I was debating these questions and wondering what the community members thought of our involvement. After talking to a lot of different people with different stories, we all began to see our purpose in a much bigger light. Everyone we talked to was super positive and explained that there is a lot of value in members of the community meeting people of a different culture. They may never go to see another culture, so they get to see how we interact and be absorbed in ours for three weeks in their own community. Apartheid in South Africa is still very recent, and it’s very encouraging that the kids and older members had a positive experience with members of a different race.

group around computer
Sunny and Jameson teaching a member of the community computer lessons

Additionally, we were reminded of the importance of little moments. You never know how people are affected by what you say or how you treat them.  You never know what little lessons or memories that will stick with someone. We really don’t know how the skills and lessons we taught over the three weeks will play out. However, I am very hopeful that some of these moments were impactful enough to make a difference in their lives.

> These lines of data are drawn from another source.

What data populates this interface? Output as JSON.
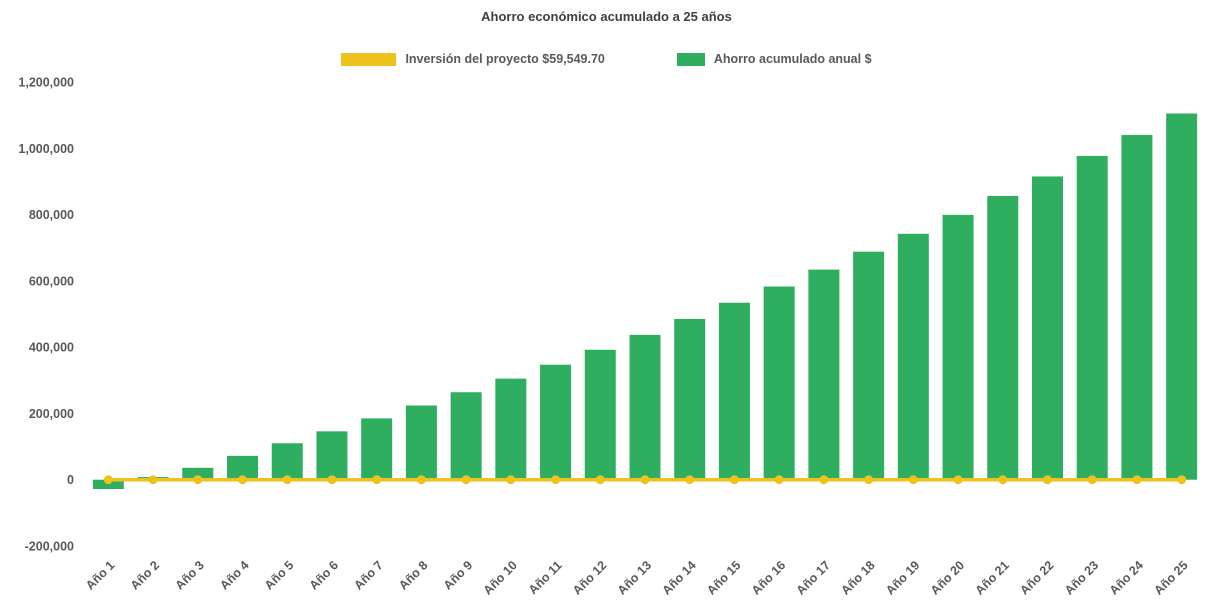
{
  "page": {
    "background": "#ffffff"
  },
  "chart_data": {
    "type": "bar",
    "title": "Ahorro económico acumulado a 25 años",
    "categories": [
      "Año 1",
      "Año 2",
      "Año 3",
      "Año 4",
      "Año 5",
      "Año 6",
      "Año 7",
      "Año 8",
      "Año 9",
      "Año 10",
      "Año 11",
      "Año 12",
      "Año 13",
      "Año 14",
      "Año 15",
      "Año 16",
      "Año 17",
      "Año 18",
      "Año 19",
      "Año 20",
      "Año 21",
      "Año 22",
      "Año 23",
      "Año 24",
      "Año 25"
    ],
    "series": [
      {
        "name": "Inversión del proyecto $59,549.70",
        "type": "line",
        "color": "#eec21d",
        "marker": "circle",
        "constant_value": 0
      },
      {
        "name": "Ahorro acumulado anual $",
        "type": "bar",
        "color": "#2fae5f",
        "values": [
          -28000,
          8000,
          36000,
          72000,
          110000,
          146000,
          185000,
          224000,
          264000,
          305000,
          347000,
          392000,
          437000,
          485000,
          534000,
          583000,
          634000,
          688000,
          742000,
          799000,
          856000,
          915000,
          977000,
          1040000,
          1105000
        ]
      }
    ],
    "ylim": [
      -200000,
      1200000
    ],
    "yticks": [
      {
        "value": 1200000,
        "label": "1,200,000"
      },
      {
        "value": 1000000,
        "label": "1,000,000"
      },
      {
        "value": 800000,
        "label": "800,000"
      },
      {
        "value": 600000,
        "label": "600,000"
      },
      {
        "value": 400000,
        "label": "400,000"
      },
      {
        "value": 200000,
        "label": "200,000"
      },
      {
        "value": 0,
        "label": "0"
      },
      {
        "value": -200000,
        "label": "-200,000"
      }
    ],
    "grid": false,
    "legend_position": "top",
    "axis_text_color": "#595959",
    "title_color": "#404040"
  }
}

“Through all the questions, I learned that I may never know the true extent of our impact on the community of Nomzamo and Zola, but I do know that they had a big impact on me.”

Over these three weeks, I was able to see a small piece of the larger puzzle. I was able to see the bigger impact that GVI is having on this community and was so grateful to be a small part of that. Through all the questions, I learned that I may never know the true extent of our impact on the community of Nomzamo and Zola, but I do know that they had a big impact on me. I will never forget the people I met, the memories I had, and the lessons I learned. I’ve taken away so much from my experiences especially about the importance of community, gratitude, and compassion that I can’t wait to share with my family, friends, and larger Duke Community.

Thank you ACE for the opportunity of a lifetime!